Washington: The US government began a Christmas shutdown early on Saturday, after Congress adjourned without passing a federal spending bill or addressing President Donald Trump's demand for money to build a border wall.
Operations for several key agencies ceased at 12:01 am Saturday (0501 GMT), despite last-ditch talks that continued on Capitol Hill between White House officials and congressional leaders in both parties.
While most critical security functions remain operational, the effects of the budget wrangling and uncertainty have cast an air of chaos over the capital, which is also reeling from Defense Secretary Jim Mattis's resignation announcement on Thursday.
The uncertainty pushed Wall Street into a third straight rout on Friday, to end its worst week since late 2008 at the start of the global financial crisis.
"President Trump threw a temper tantrum and convinced House Republicans to push our nation into a destructive Trump Shutdown," Chuck Schumer, the top opposition Democrat in the Senate, and his House counterpart, fellow Democrat Nancy Pelosi, said in a joint statement.
Trump has dug in on his demand for $5 billion for construction of a wall to curb illegal immigration on the US border with Mexico. Democrats are staunchly opposed, and the absence of an elusive deal means federal funds for dozens of agencies lapsed at midnight on Friday.
The House of Representatives and the Senate are due back in session at noon on Saturday but it remains unclear how long the shutdown -- the third this year -- will last.
Trump expressed hope late Friday night that it "will not last long," after earlier saying he was ready for just that.
His own Republican party still controls both the House and Senate, but that will change in January when the House comes under Democratic control.
For now, 800,000 federal employees will be either furloughed or forced to work without pay in the run-up to the Christmas holiday.
"The failure to fund the government's operation is shameful, unacceptable, and a completely avoidable waste of taxpayer dollars," David Cox, national president of the American Federation of Government Employees, said in a statement.
"This is a dereliction of duty by Congress and the president."
But the prospect of a large portion of government workers going without paychecks was not enough to spur lawmakers or the president to action.
The House of Representatives adjourned just before 7pm on Friday, with no moves taken to avert a shutdown, and the Senate closed up shop an hour later.
About three-quarters of the government, including the military and the Department of Health and Human Services, is fully funded until the end of September 2019, leaving 25 per cent unfunded as of Saturday.

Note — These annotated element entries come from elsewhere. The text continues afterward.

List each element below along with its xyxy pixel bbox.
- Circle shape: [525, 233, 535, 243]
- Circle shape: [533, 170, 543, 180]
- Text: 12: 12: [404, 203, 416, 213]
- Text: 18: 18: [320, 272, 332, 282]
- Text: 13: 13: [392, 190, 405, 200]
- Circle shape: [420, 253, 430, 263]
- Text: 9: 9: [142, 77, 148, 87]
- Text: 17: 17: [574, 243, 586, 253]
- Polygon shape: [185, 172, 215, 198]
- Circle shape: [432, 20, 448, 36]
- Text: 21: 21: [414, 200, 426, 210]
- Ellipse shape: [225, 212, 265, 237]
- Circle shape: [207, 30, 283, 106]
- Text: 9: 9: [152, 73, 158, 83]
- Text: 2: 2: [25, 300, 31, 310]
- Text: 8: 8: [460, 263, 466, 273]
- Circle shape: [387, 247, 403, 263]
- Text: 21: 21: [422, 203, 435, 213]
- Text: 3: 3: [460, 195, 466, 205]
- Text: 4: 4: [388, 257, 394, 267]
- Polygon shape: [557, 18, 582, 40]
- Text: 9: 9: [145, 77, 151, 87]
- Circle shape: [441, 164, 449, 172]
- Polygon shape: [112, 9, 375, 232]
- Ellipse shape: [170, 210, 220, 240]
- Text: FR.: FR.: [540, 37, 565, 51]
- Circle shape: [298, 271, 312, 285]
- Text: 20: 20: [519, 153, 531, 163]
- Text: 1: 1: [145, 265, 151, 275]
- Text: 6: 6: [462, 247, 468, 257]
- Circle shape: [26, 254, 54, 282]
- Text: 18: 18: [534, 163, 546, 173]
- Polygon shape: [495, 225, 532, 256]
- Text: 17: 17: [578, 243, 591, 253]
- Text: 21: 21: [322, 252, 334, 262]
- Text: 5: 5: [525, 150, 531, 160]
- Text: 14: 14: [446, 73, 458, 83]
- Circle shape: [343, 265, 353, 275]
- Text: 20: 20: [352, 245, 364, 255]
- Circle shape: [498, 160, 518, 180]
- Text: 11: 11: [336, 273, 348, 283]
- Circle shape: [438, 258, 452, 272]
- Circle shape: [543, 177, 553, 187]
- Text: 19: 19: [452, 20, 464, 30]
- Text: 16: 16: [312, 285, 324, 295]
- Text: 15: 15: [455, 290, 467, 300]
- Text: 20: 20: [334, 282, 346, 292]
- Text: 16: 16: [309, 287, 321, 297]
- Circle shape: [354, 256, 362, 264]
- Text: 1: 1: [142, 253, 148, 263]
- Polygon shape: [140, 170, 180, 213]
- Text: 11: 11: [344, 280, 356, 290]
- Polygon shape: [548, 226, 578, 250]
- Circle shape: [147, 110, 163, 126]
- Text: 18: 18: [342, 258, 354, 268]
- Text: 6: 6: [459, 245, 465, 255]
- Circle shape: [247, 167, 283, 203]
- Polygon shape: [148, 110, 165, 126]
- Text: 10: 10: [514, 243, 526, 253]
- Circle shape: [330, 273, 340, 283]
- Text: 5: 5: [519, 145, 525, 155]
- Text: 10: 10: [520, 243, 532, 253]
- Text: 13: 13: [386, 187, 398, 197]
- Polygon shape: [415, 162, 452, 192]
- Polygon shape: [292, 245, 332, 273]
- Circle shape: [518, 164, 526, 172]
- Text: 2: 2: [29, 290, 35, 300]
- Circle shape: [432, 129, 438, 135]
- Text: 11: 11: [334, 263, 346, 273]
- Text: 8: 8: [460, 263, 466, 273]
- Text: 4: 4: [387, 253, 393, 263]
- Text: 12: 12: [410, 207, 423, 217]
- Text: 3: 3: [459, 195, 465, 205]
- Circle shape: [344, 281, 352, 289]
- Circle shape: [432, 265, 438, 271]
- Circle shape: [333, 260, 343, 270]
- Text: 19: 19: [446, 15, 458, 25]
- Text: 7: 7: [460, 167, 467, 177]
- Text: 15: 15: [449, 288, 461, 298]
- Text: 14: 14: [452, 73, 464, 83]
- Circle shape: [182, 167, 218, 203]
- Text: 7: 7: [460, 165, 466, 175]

Most NASA employees will be sent home, as will Commerce Department workers and many at the Departments of Homeland Security, Justice, Agriculture and State.
National parks will remain open, but most park staff will stay home while Washington is unable to accomplish one of its most basic tasks -- keeping the government up and running.
"It's up to the Democrats whether or not we have a shutdown tonight," Trump said earlier on Friday, blaming his political opponents for the crisis.
"I hope we don't," the president added, but "we're totally prepared for a very long shutdown."
Senators told reporters that congressional leaders from both parties were negotiating behind the scenes with White House officials including Vice President Mike Pence, Trump's son-in-law Jared Kushner, and incoming chief of staff Mick Mulvaney.
The power trio shuttled from one side of the Capitol to the other, seeking a breakthrough with Republicans and Democrats.
It did not come on Friday.
Should they eventually strike a deal, it could swiftly clear Congress and reach the president's desk, said Senate Republican Bob Corker.
One focus of discussion was the $1.6 billion in border security funding that was a part of pending Senate legislation, number two Senate Republican John Cornyn told AFP.
But conservatives in the House would likely balk at that figure.
"There's no agreement," congressman Mark Meadows, chairman of the House Freedom Caucus of ultra-conservatives, told reporters as he left a closed-door meeting on the Capitol's Senate side.
"There's a whole lot of numbers being thrown around," but a maximum $1.6 billion for border security "is not acceptable."
Trump reversed course on Thursday and rejected a measure that had unanimously passed the Senate and was under House consideration.
It would have extended government funding until February 8, but contained no money for a border wall, a pet project Trump has fought for since his presidential campaign.
Democrats painted Trump as the Grinch who stole the year-end deal.
With lawmakers like Meadows and prominent conservative commentators demanding that the president stick to his campaign promises, Trump would not budge on his wall.
The House swiftly passed a bill that fulfilled the president's demands. It included $5.7 billion in wall funding, and $7.8 billion in disaster relief.
But it stalled at the first hurdle in the Senate.
Trump was scheduled to fly to Florida Friday for his Christmas break, but he postponed the trip.